If you check Facebook regularly, your home page, or local community pages, it’s impossible to miss the number of posts about what a train wreck folks think President Joe Biden is.
According to the people who post accusations, negative comments about his age, and more, he is sending our nation into hell with little or no hope of resurrection, after just seven months in office.
You might think I’m about to launch into a vigorous defense of President Biden. I am not. What I want to discuss is the presidency itself. Ever since social media became ubiquitous, many of us have utilized it to offer harsh and often vulgar criticism of the incumbent, be it President Barack Obama, President Donald Trump, or currently, President Biden. There was a time when the office of the presidency was revered. Americans had respect for the incumbent, or at least the office, even if they didn’t vote for him. That respect served a useful purpose. It signaled to the world that we were, in fact, a united country. It also acknowledged respect for our federal, state and local institutions and the people who governed. If the office of the presidency, the most powerful position in the world, wasn’t deserving of our respect, why should we feel obligated to respect the chief of police, the school principal or, for that matter our employers?
What I find interesting is the number of posts by people who are old enough to remember when respect for the president was, for the most part, assumed by most Americans. If you lived through Watergate, you’ll remember how long it took and how hard it was to remove President Richard Nixon, who was never loved the way FDR or Ronald Reagan were loved. It took a “smoking gun” in the form of an incriminating taped conversation to move congressional leaders. These leaders, who certainly knew he had done something wrong before the tape was released, reluctantly went to him to tell him he needed to resign. Such was the respect we all had for the office of the presidency.
These days, one very bad policy decision, which had more than one father, seems to be enough to call for removing the president from office. Make no mistake, unwarranted removal was posited by President Trump’s and President Obama’s detractors for dubious reasons when they were in office too. Regardless of how you feel about any of these men, my point is that we’ve become trigger happy, keyboard tough guys.
When John F. Kennedy, and later, Lyndon Baines Johnson held office, the media accepted the difference between public and private behavior. Starting with the media takedown of then Senator Gary Hart’s misbegotten presidential campaign in 1987, the media decided it was relevant to investigate private behavior and report it to the world. Senator Hart’s relationship with Donna Rice ended his otherwise promising campaign. What also ended was the separation of public and private life. This had unintended consequences.

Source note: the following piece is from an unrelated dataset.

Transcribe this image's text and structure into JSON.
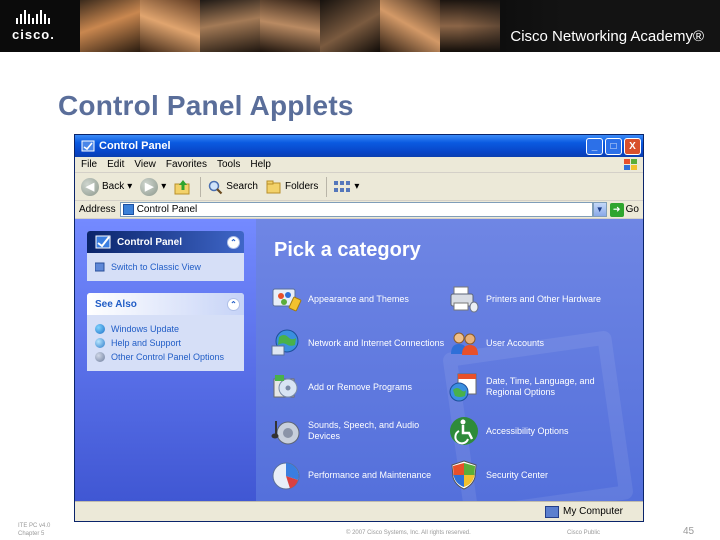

We’ve had some great presidents in this country whose private lives would never have withstood today’s public scrutiny. How many very well qualified men and women haven’t run because they knew they had been human rather than superhuman? Would we have elected a man to the highest office in the land, who never served in any elected office before if all of the best and the brightest among us felt free to run? Could a 78-year-old man, the oldest ever elected, have won? We’ll never know.
I have also noticed that many of these posts seem filled with anger. What puzzles me is that the people who post these comments seem to be living a very good life, (at least materially) based on their non-political posts. I would also hasten to add that they seem otherwise friendly, caring and even charitable toward their friends, neighbors and family. Why so angry then? Our way of life may be threatened by a variety of social and political trends, but we are all responsible for what is happening.
Whatever trends we see, be they immigration, government spending, or foreign policy, as a self-governing nation, we the people have a say in what happens. Social media posts might give us momentary satisfaction, but they are not the most effective way to be heard. We can start by toning down the attacks on our president. No matter who it is, we have only one of them at a time. We don’t have to blindly support the president, but insulting him, also insults the office. That will have consequences.
Respectful, pointed disagreement, without unsupported innuendo, has always been our right. We can also contact our representatives at all levels of government. We not only deserve to be heard; we are obligated to help our elected officials make sound decisions.